Rainfall came in the second half of 2023, and the lands began turning green again. Guyatu still fears that “the drought might occur again." She is afraid that another drought might wipe out their cattle and put them in a dire situation. She would appreciate more financial support, as she still has a food and drinking water shortage. She also wants to send their kids to school but lacks money to buy school materials. 

Ethiopia needs more support, as the aid provided is inadequate. Last year, Ethiopia received only half of the $3.34 billion required for humanitarian needs.

More than 10 million people face severe hunger in the Afar, Oromia, SNNP, and South West regions. More than 7.4 million people need food assistance, and 4.4 million people need water, according to the United Nations.

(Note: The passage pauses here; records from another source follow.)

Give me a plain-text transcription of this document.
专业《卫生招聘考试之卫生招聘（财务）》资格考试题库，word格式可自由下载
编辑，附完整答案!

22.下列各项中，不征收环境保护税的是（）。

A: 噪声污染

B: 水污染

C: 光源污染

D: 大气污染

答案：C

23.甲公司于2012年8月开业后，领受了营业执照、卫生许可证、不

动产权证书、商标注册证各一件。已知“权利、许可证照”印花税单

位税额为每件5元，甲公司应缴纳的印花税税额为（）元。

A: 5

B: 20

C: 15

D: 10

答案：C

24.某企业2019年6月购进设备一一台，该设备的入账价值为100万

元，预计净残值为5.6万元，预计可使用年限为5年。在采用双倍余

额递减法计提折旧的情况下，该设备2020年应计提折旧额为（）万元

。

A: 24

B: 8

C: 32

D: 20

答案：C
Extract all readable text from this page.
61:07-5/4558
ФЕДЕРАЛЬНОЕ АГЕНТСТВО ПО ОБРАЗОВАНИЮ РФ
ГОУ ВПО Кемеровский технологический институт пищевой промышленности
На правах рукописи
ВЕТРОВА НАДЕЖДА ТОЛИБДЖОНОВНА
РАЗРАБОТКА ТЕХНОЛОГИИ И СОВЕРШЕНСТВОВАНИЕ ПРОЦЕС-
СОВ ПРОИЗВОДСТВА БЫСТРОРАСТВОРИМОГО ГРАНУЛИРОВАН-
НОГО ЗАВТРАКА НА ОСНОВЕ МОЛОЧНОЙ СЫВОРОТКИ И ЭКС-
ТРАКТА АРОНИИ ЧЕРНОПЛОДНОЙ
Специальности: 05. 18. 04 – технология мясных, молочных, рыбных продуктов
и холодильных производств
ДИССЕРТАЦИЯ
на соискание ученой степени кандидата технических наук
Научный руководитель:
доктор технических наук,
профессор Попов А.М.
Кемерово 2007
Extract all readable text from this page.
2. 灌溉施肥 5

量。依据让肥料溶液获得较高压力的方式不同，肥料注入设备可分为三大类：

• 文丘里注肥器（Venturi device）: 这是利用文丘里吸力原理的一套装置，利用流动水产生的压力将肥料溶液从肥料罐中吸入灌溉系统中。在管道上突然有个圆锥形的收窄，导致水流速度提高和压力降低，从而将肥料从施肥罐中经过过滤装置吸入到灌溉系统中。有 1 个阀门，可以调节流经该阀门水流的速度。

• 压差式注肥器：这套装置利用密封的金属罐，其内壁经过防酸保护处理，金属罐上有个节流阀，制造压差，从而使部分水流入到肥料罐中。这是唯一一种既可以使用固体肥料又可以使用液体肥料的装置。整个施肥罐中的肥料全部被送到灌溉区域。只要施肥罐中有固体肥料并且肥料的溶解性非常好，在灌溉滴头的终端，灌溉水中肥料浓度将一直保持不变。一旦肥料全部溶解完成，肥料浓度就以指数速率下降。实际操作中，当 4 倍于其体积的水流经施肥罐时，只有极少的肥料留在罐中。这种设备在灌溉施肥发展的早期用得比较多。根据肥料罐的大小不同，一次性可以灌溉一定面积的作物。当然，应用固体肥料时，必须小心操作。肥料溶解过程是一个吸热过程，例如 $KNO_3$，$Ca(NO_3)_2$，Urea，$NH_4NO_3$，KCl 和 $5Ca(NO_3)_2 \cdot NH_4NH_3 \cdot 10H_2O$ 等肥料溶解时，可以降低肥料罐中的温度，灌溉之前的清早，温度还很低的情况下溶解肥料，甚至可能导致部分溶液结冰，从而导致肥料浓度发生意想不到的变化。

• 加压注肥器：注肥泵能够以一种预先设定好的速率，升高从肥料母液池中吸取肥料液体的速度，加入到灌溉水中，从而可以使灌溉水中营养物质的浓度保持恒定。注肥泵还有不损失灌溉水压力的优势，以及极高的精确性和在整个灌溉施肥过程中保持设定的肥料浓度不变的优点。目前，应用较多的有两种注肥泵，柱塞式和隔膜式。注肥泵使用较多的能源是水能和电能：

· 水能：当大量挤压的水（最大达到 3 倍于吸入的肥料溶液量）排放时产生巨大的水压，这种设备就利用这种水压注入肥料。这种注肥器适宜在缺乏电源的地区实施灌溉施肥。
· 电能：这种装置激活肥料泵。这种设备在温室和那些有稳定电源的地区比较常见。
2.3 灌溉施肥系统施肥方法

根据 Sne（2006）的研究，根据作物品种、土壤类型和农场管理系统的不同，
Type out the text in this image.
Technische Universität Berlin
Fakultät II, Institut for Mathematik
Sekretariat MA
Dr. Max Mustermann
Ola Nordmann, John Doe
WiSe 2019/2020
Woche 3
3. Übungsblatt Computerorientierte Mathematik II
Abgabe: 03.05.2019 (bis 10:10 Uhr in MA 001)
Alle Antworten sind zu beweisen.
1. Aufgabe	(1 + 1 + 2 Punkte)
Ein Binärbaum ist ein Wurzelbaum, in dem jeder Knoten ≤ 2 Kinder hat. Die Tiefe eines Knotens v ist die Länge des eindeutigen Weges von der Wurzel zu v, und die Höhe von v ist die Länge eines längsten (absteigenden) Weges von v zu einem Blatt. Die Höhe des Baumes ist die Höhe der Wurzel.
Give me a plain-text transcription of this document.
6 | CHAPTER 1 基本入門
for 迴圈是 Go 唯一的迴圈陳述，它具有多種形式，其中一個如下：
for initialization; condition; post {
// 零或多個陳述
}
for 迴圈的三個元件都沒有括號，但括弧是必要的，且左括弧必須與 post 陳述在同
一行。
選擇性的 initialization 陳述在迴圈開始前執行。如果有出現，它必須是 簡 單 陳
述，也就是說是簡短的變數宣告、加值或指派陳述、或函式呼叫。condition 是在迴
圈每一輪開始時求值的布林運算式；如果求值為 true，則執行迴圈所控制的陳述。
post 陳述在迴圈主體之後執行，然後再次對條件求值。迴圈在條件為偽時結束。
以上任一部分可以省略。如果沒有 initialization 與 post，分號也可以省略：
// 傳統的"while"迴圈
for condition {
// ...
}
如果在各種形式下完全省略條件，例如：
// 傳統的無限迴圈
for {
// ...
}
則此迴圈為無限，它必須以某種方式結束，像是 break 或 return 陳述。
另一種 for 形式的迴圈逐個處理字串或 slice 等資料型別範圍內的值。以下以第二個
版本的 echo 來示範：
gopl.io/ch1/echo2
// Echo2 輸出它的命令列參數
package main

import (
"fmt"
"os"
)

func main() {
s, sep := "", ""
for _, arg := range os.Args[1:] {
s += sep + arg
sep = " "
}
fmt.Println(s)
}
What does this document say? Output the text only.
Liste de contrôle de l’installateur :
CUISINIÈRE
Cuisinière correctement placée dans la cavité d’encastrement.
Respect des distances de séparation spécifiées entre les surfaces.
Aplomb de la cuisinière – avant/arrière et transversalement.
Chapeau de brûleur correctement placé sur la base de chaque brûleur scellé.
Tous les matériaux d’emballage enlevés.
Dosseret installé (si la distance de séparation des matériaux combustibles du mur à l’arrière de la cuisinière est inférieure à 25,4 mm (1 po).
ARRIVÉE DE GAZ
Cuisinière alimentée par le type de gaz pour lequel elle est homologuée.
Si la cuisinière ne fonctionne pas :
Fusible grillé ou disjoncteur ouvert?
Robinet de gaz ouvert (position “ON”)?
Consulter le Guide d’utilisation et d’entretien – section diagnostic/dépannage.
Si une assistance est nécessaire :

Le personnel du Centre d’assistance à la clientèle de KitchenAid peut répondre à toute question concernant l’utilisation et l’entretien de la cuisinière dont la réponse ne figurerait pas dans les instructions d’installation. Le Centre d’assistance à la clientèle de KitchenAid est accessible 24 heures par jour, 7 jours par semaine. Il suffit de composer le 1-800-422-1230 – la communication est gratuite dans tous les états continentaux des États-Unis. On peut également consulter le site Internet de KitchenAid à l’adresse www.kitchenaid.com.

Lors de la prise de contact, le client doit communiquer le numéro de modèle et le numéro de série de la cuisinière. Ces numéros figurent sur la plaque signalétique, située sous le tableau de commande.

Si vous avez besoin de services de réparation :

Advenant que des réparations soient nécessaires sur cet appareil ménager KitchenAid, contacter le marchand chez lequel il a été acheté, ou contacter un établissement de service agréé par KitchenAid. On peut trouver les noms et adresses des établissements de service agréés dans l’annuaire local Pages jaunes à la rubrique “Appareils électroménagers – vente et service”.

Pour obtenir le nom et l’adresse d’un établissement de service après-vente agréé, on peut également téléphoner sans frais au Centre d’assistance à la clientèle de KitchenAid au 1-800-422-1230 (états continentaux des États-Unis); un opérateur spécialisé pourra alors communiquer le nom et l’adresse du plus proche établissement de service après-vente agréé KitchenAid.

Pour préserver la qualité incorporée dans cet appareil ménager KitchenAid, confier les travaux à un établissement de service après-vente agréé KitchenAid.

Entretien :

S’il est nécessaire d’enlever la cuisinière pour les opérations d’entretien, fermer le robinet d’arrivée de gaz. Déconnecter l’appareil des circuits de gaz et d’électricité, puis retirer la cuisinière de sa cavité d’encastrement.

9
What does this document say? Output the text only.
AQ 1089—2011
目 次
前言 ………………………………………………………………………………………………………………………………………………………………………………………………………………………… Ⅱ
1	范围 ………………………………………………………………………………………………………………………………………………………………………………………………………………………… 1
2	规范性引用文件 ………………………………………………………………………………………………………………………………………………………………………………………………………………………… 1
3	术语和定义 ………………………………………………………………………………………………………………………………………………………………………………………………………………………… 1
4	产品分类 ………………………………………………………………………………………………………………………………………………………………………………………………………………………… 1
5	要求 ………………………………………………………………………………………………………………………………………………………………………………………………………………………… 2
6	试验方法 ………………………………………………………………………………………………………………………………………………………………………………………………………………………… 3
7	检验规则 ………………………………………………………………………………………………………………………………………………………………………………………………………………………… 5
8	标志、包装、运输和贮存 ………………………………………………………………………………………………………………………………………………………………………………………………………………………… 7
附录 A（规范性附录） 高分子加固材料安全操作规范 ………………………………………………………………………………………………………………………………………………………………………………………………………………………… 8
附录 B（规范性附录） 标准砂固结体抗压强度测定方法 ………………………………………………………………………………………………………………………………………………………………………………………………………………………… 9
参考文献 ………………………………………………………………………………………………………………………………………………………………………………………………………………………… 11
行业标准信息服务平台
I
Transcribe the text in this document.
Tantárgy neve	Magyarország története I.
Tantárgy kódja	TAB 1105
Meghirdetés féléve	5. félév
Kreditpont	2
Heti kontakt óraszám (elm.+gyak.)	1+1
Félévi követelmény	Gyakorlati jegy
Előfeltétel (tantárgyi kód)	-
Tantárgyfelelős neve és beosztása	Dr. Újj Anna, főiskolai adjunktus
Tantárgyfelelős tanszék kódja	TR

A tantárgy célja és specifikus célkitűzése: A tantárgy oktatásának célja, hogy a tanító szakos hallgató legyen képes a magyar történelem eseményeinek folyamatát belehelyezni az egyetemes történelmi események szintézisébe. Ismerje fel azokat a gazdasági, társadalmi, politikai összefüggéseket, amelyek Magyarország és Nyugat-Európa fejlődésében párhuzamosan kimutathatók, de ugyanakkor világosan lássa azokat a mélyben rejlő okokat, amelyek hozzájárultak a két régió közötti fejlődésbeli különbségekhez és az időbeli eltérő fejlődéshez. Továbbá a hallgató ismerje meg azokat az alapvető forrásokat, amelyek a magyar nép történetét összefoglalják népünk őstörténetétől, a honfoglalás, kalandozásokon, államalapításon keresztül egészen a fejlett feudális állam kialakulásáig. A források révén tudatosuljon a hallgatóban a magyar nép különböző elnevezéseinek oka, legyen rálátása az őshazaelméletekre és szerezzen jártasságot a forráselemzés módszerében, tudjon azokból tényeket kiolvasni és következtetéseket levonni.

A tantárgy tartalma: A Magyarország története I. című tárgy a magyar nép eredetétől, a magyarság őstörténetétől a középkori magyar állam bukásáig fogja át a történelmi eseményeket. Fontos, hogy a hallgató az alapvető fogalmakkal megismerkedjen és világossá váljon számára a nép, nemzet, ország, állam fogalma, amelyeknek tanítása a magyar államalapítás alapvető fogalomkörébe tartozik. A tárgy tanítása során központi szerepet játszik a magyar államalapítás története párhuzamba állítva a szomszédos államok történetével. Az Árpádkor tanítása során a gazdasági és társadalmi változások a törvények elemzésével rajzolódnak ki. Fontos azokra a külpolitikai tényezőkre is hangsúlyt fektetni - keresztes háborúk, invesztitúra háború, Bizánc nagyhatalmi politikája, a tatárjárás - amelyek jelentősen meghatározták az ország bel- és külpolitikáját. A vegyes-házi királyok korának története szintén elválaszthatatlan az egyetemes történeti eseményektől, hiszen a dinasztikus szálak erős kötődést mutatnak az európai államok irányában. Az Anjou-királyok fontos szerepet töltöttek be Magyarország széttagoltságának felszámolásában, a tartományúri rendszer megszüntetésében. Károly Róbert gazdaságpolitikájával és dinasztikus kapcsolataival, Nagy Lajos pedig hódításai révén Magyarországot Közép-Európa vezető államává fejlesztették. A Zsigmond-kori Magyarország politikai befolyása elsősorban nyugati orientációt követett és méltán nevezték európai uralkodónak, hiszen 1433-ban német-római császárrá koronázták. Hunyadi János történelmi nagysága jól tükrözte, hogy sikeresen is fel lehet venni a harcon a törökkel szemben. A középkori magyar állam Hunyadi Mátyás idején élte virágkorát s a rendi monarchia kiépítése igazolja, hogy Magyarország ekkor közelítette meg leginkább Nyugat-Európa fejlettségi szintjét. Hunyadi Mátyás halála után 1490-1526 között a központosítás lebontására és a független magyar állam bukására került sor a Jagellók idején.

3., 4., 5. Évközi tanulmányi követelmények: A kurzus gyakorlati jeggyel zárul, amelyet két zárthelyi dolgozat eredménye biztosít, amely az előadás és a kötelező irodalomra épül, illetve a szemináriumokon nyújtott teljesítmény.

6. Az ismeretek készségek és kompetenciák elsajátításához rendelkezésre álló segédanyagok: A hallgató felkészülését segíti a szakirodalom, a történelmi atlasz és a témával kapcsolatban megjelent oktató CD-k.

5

Despite the large number of affected communities, we have tried to address the most acute needs. With our help, Guyatu bought chickens with her first round of cash support of 6900 ETB (€111) and managed to save 200 ETB (€3.20). She now plans to buy two goats with the second round of cash support.

Recently, we completed the second round of cash distributions in Oromia and Southern Ethiopia. This support covers three zones, 7 woredas, and 19 Kebeles in Konso, South Omo and the Borana Zones, reaching 2542 households. We distributed a total of 17,593,800 ETB (€282,732) during the second round.

Households were carefully selected to help those who needed it most. A committee established by community members controls the selection process and guides recipients on how to use the money effectively. Done Wario, one of the five committee members, explains: 

“We identified the most affected households. Often, they are people with disabilities such as visual impairments. People used the money for medication, school fees, food, or livestock like goats. I can say that this makes a big difference in their lives.”